So, in other words, the size of the starships themselves is irrelevant. It’s the testing of the distances between them using lasers that makes the difference. And this, of course, is what particles do. They exchange force-carrying particles to determine how far away they want to be from each other.
What does change, depending on how fast you’re going relative to someone else, is the wavelength of light that you see coming from other people. Things moving toward you look bluer. Things moving away turn red. And the good news is that wavelength isn’t the same thing as length.
To illustrate this, try to build yourself a mental cartoon of a particle emitting a photon. The particle looks like a bowling ball. The photon looks like a length of rucked carpet being spat out the side of it. The length of the carpet sample determines the wavelength of the light. Now take your cartoon, wind it back to the start, and run it forward very slowly. At first, the carpet will be just sticking out of the bowling ball. A few frames onward you can see how rucked and wiggled it is. A few frames after that and the carpet is all the way out and flying on its way, maybe with a tiny Aladdin on it.
We can play this little sequence out because the carpet sample has physical extent. This means that carpet-emission isn’t a single event–it’s a sequence. And this will be true for any model that we build for photon emission that gives wavelength physical meaning.
This leaves with realization that one of the following two statements must be true:
- Photon emission is instantaneous. Therefore particle wavelength doesn’t involve physical length. Therefore we need an extra mechanism to explain why wavelength should be affected by Lorentz contraction.
- Photon emission requires time. Therefore particle wavelength is real. Therefore it’s possible (perhaps preferable) to model it as a pair of events: a start and an end.
By treating the emission of a photon, or any other messenger particle, as a pair of events, our problems with Lorentz contraction evaporate.
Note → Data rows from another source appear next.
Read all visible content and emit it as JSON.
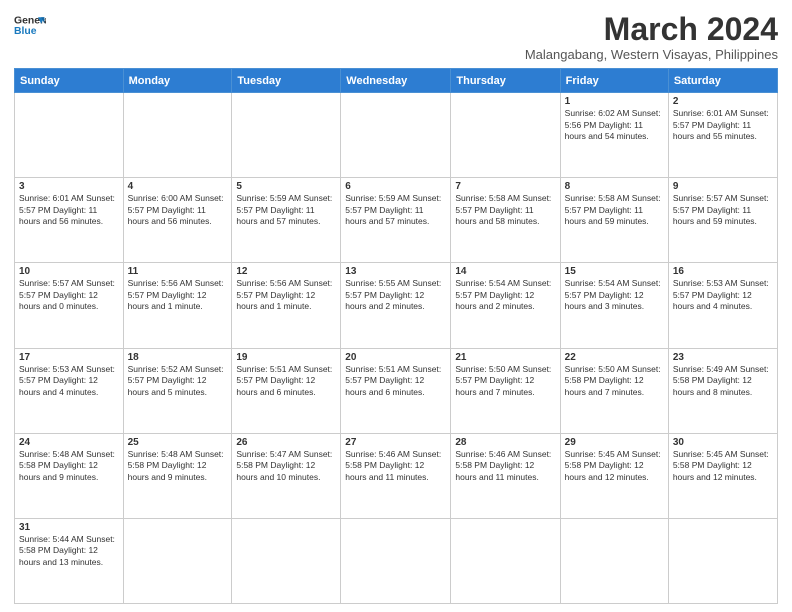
{
  "header": {
    "logo_line1": "General",
    "logo_line2": "Blue",
    "title": "March 2024",
    "location": "Malangabang, Western Visayas, Philippines"
  },
  "days_of_week": [
    "Sunday",
    "Monday",
    "Tuesday",
    "Wednesday",
    "Thursday",
    "Friday",
    "Saturday"
  ],
  "weeks": [
    [
      {
        "day": "",
        "info": ""
      },
      {
        "day": "",
        "info": ""
      },
      {
        "day": "",
        "info": ""
      },
      {
        "day": "",
        "info": ""
      },
      {
        "day": "",
        "info": ""
      },
      {
        "day": "1",
        "info": "Sunrise: 6:02 AM\nSunset: 5:56 PM\nDaylight: 11 hours\nand 54 minutes."
      },
      {
        "day": "2",
        "info": "Sunrise: 6:01 AM\nSunset: 5:57 PM\nDaylight: 11 hours\nand 55 minutes."
      }
    ],
    [
      {
        "day": "3",
        "info": "Sunrise: 6:01 AM\nSunset: 5:57 PM\nDaylight: 11 hours\nand 56 minutes."
      },
      {
        "day": "4",
        "info": "Sunrise: 6:00 AM\nSunset: 5:57 PM\nDaylight: 11 hours\nand 56 minutes."
      },
      {
        "day": "5",
        "info": "Sunrise: 5:59 AM\nSunset: 5:57 PM\nDaylight: 11 hours\nand 57 minutes."
      },
      {
        "day": "6",
        "info": "Sunrise: 5:59 AM\nSunset: 5:57 PM\nDaylight: 11 hours\nand 57 minutes."
      },
      {
        "day": "7",
        "info": "Sunrise: 5:58 AM\nSunset: 5:57 PM\nDaylight: 11 hours\nand 58 minutes."
      },
      {
        "day": "8",
        "info": "Sunrise: 5:58 AM\nSunset: 5:57 PM\nDaylight: 11 hours\nand 59 minutes."
      },
      {
        "day": "9",
        "info": "Sunrise: 5:57 AM\nSunset: 5:57 PM\nDaylight: 11 hours\nand 59 minutes."
      }
    ],
    [
      {
        "day": "10",
        "info": "Sunrise: 5:57 AM\nSunset: 5:57 PM\nDaylight: 12 hours\nand 0 minutes."
      },
      {
        "day": "11",
        "info": "Sunrise: 5:56 AM\nSunset: 5:57 PM\nDaylight: 12 hours\nand 1 minute."
      },
      {
        "day": "12",
        "info": "Sunrise: 5:56 AM\nSunset: 5:57 PM\nDaylight: 12 hours\nand 1 minute."
      },
      {
        "day": "13",
        "info": "Sunrise: 5:55 AM\nSunset: 5:57 PM\nDaylight: 12 hours\nand 2 minutes."
      },
      {
        "day": "14",
        "info": "Sunrise: 5:54 AM\nSunset: 5:57 PM\nDaylight: 12 hours\nand 2 minutes."
      },
      {
        "day": "15",
        "info": "Sunrise: 5:54 AM\nSunset: 5:57 PM\nDaylight: 12 hours\nand 3 minutes."
      },
      {
        "day": "16",
        "info": "Sunrise: 5:53 AM\nSunset: 5:57 PM\nDaylight: 12 hours\nand 4 minutes."
      }
    ],
    [
      {
        "day": "17",
        "info": "Sunrise: 5:53 AM\nSunset: 5:57 PM\nDaylight: 12 hours\nand 4 minutes."
      },
      {
        "day": "18",
        "info": "Sunrise: 5:52 AM\nSunset: 5:57 PM\nDaylight: 12 hours\nand 5 minutes."
      },
      {
        "day": "19",
        "info": "Sunrise: 5:51 AM\nSunset: 5:57 PM\nDaylight: 12 hours\nand 6 minutes."
      },
      {
        "day": "20",
        "info": "Sunrise: 5:51 AM\nSunset: 5:57 PM\nDaylight: 12 hours\nand 6 minutes."
      },
      {
        "day": "21",
        "info": "Sunrise: 5:50 AM\nSunset: 5:57 PM\nDaylight: 12 hours\nand 7 minutes."
      },
      {
        "day": "22",
        "info": "Sunrise: 5:50 AM\nSunset: 5:58 PM\nDaylight: 12 hours\nand 7 minutes."
      },
      {
        "day": "23",
        "info": "Sunrise: 5:49 AM\nSunset: 5:58 PM\nDaylight: 12 hours\nand 8 minutes."
      }
    ],
    [
      {
        "day": "24",
        "info": "Sunrise: 5:48 AM\nSunset: 5:58 PM\nDaylight: 12 hours\nand 9 minutes."
      },
      {
        "day": "25",
        "info": "Sunrise: 5:48 AM\nSunset: 5:58 PM\nDaylight: 12 hours\nand 9 minutes."
      },
      {
        "day": "26",
        "info": "Sunrise: 5:47 AM\nSunset: 5:58 PM\nDaylight: 12 hours\nand 10 minutes."
      },
      {
        "day": "27",
        "info": "Sunrise: 5:46 AM\nSunset: 5:58 PM\nDaylight: 12 hours\nand 11 minutes."
      },
      {
        "day": "28",
        "info": "Sunrise: 5:46 AM\nSunset: 5:58 PM\nDaylight: 12 hours\nand 11 minutes."
      },
      {
        "day": "29",
        "info": "Sunrise: 5:45 AM\nSunset: 5:58 PM\nDaylight: 12 hours\nand 12 minutes."
      },
      {
        "day": "30",
        "info": "Sunrise: 5:45 AM\nSunset: 5:58 PM\nDaylight: 12 hours\nand 12 minutes."
      }
    ],
    [
      {
        "day": "31",
        "info": "Sunrise: 5:44 AM\nSunset: 5:58 PM\nDaylight: 12 hours\nand 13 minutes."
      },
      {
        "day": "",
        "info": ""
      },
      {
        "day": "",
        "info": ""
      },
      {
        "day": "",
        "info": ""
      },
      {
        "day": "",
        "info": ""
      },
      {
        "day": "",
        "info": ""
      },
      {
        "day": "",
        "info": ""
      }
    ]
  ]
}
The timing of the start-of-photon and end-of-photon events is determined by how fast the emitting particle is travelling. Similarly, the perceived wavelength of a photon by a receiving particle is determined by the subjectively experienced delay between the start-of-photon and end-of-photon events. And, voila, temporal effects substitute for spatial ones.
This puts constraints on our choice of simulation model, of course. If we’re going to model photons with start and end events, that’s going to have implications on the kinds of wave implementation we can reasonably use. Fortunately though, the implementation I outlined for my posts on the double-slit experiment will work just fine.
I won’t lie to you and say that everything about this approach is solved. How the timing of photon events of this sort translates into energy is something I still don’t have an answer for. And it’s debatable how useful this way of treating relativity will ever turn out to be. However, I think what this model demonstrates is that when it comes to physics as weird as relativity, it’s worth looking for workable implementations that don’t rely on the mathematical tools we usually use. Their requirements can shed light on assumptions in the theory that we’re often not even aware that we’re making.